Mais il s'y prend plus indirectement pour annoncer qu'il est en faveur d'un traitement aussi barbare en affirmant, pas très subtilement: "Une personne jugée dans une démocratie qui souscrit à la primauté du droit ne doit pas s'attendre à ce que le gouvernement canadien intercède nécessairement en sa faveur, en particulier lorsqu'elle s'est rendue coupable de crime grave ou violent."
Ce que signifie que si un Canadien est condamné à mort, en Chine, en Iran ou ailleurs, dans un pays qui se définit comme une démocratie, ou même dans certains États américains qui ont conservé la pratique de la peine de mort, le gouvernement Harper ne demandera plus systématiquement la clémence pour le condamné, comme le voudrait la politique canadienne. "La clémence est quelque chose qui doit se mériter", dit le ministre. Mais le respect des valeurs canadiennes doit aussi s'imposer quand il s'agit de juger un Canadien, soit-il à l'étranger et même, soit-il coupable meurtre.
D'abord, la clémence ne signifie pas la libération. Elle signifie simplement que le gouvernement canadien veille à faire reconnaître son système de valeurs dans la protection de tous ses citoyens.

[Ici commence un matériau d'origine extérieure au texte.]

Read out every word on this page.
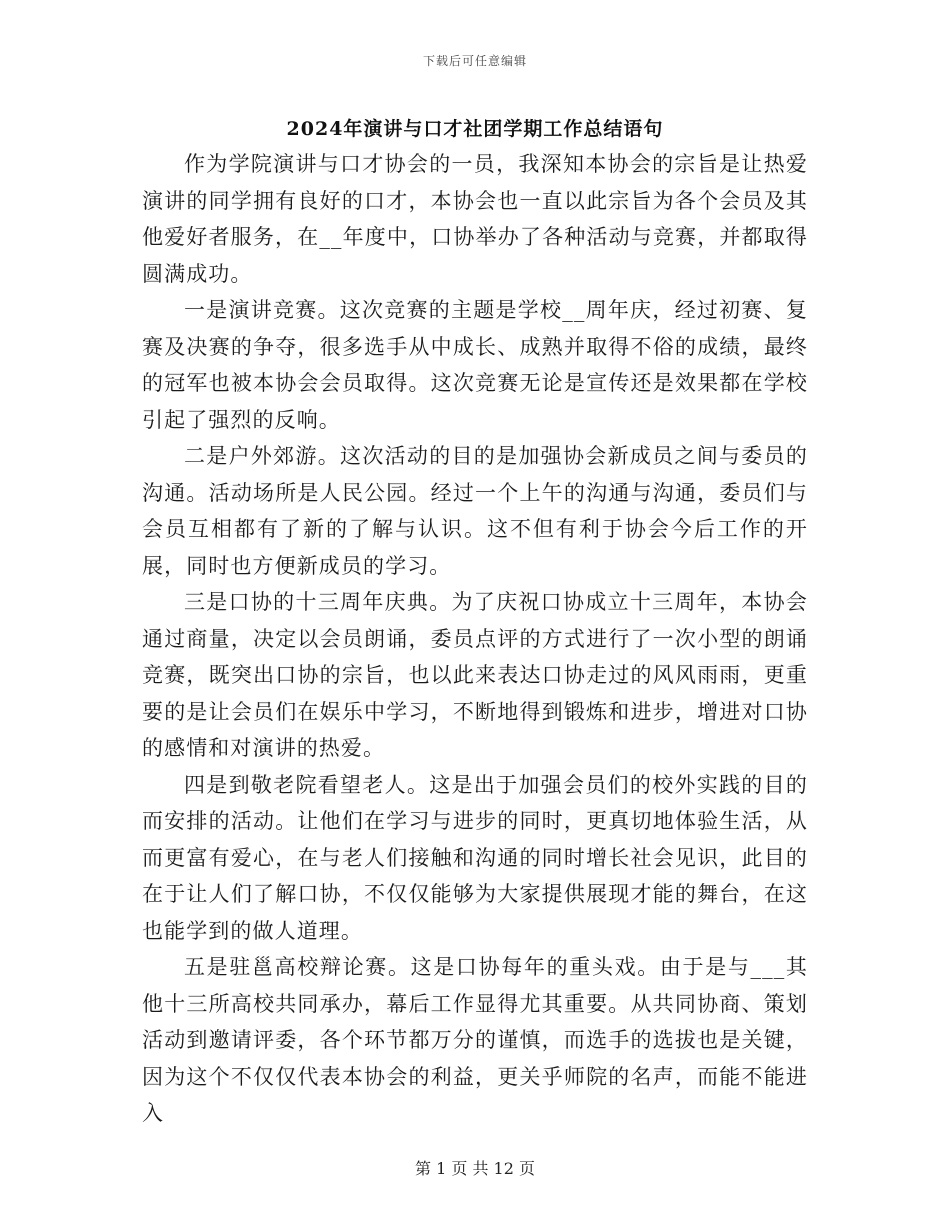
下载后可任意编辑
2024年演讲与口才社团学期工作总结语句

作为学院演讲与口才协会的一员，我深知本协会的宗旨是让热爱演讲的同学拥有良好的口才，本协会也一直以此宗旨为各个会员及其他爱好者服务，在__年度中，口协举办了各种活动与竞赛，并都取得圆满成功。

一是演讲竞赛。这次竞赛的主题是学校__周年庆，经过初赛、复赛及决赛的争夺，很多选手从中成长、成熟并取得不俗的成绩，最终的冠军也被本协会会员取得。这次竞赛无论是宣传还是效果都在学校引起了强烈的反响。

二是户外郊游。这次活动的目的是加强协会新成员之间与委员的沟通。活动场所是人民公园。经过一个上午的沟通与沟通，委员们与会员互相都有了新的了解与认识。这不但有利于协会今后工作的开展，同时也方便新成员的学习。

三是口协的十三周年庆典。为了庆祝口协成立十三周年，本协会通过商量，决定以会员朗诵，委员点评的方式进行了一次小型的朗诵竞赛，既突出口协的宗旨，也以此来表达口协走过的风风雨雨，更重要的是让会员们在娱乐中学习，不断地得到锻炼和进步，增进对口协的感情和对演讲的热爱。

四是到敬老院看望老人。这是出于加强会员们的校外实践的目的而安排的活动。让他们在学习与进步的同时，更真切地体验生活，从而更富有爱心，在与老人们接触和沟通的同时增长社会见识，此目的在于让人们了解口协，不仅仅能够为大家提供展现才能的舞台，在这也能学到的做人道理。

五是驻邕高校辩论赛。这是口协每年的重头戏。由于是与___其他十三所高校共同承办，幕后工作显得尤其重要。从共同协商、策划活动到邀请评委，各个环节都万分的谨慎，而选手的选拔也是关键，因为这个不仅仅代表本协会的利益，更关乎师院的名声，而能不能进入

第 1 页 共 12 页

Au plan du droit, l'argument de la justice sociale, même criminelle, a son importance. Et un pays peut toujours considérer que son système judiciaire oblige quiconque commet une faute sur son territoire. C'est son droit. Même qu'un gouvernement peut difficilement critiquer la justice d'un autre pays, démocratique ou autre. La question de droit est intimement liée à un régime, à une tradition, à une culture. Mais il y a davantage.
Quand on parle de droit sur la vie, on se réfère à une question de moralité publique. On peut vouloir défendre une valeur universelle auprès de l'ensemble de la communauté humaine. C'est ainsi qu'un pays décidera de se porter à la défense d'une population victime de génocide, à la merci d'un dictateur criminel ou même souffrant de malheurs comme une famine ou un tsunami. L'intervention s'appuie alors sur une responsabilité morale.
Encore plus si les victimes sont, par exemple, des Canadiens. Moult fois, nos gouvernements se sont portés au secours de voyageurs, de diplomates aux prises avec des circonstances périlleuses. Encore là, le pays conserve une responsabilité morale envers ses ressortissants. Quand la vie est en danger, une référence morale nous dit qu'il faut la protéger. Pas si la personne "s'est rendue coupable de crime grave ou violent...", dit M. Cannon. Pas dans tous les cas, dit le gouvernement Harper...
Alors, on fera du cas par cas? Et qui décidera de la gravité, de la violence ou même de la culpabilité? Les autres? Les Chinois, les Iraniens ou le gouverneur du Minnesota? On connaît les positions de droite, au-delà même du droit, des anciens conservateurs de l'Ouest. La peine de mort est demeurée à l'agenda de plusieurs d'entre eux. Et peut-être à celui de M. Harper.
"Il est de plus en plus direct, il accepte la peine capitale", accuse le chef du Bloc, Gilles Duceppe. On exagère, c'est normal. Mais il reste que le gouvernement apporte une certaine dévalorisation du respect de la vie, une certaine relativisation de la peine capitale, une notion de moralité dépendante des cas qui plaisent ou ne plaisent pas au gouvernement. Il se contredit devant tous les pays qui ont banni la peine trop sauvage.
La position de M. Cannon est inacceptable. Depuis 1976, le Canada défend le respect de la vie de ses citoyens, où qu'ils soient et quoi qu'ils fassent.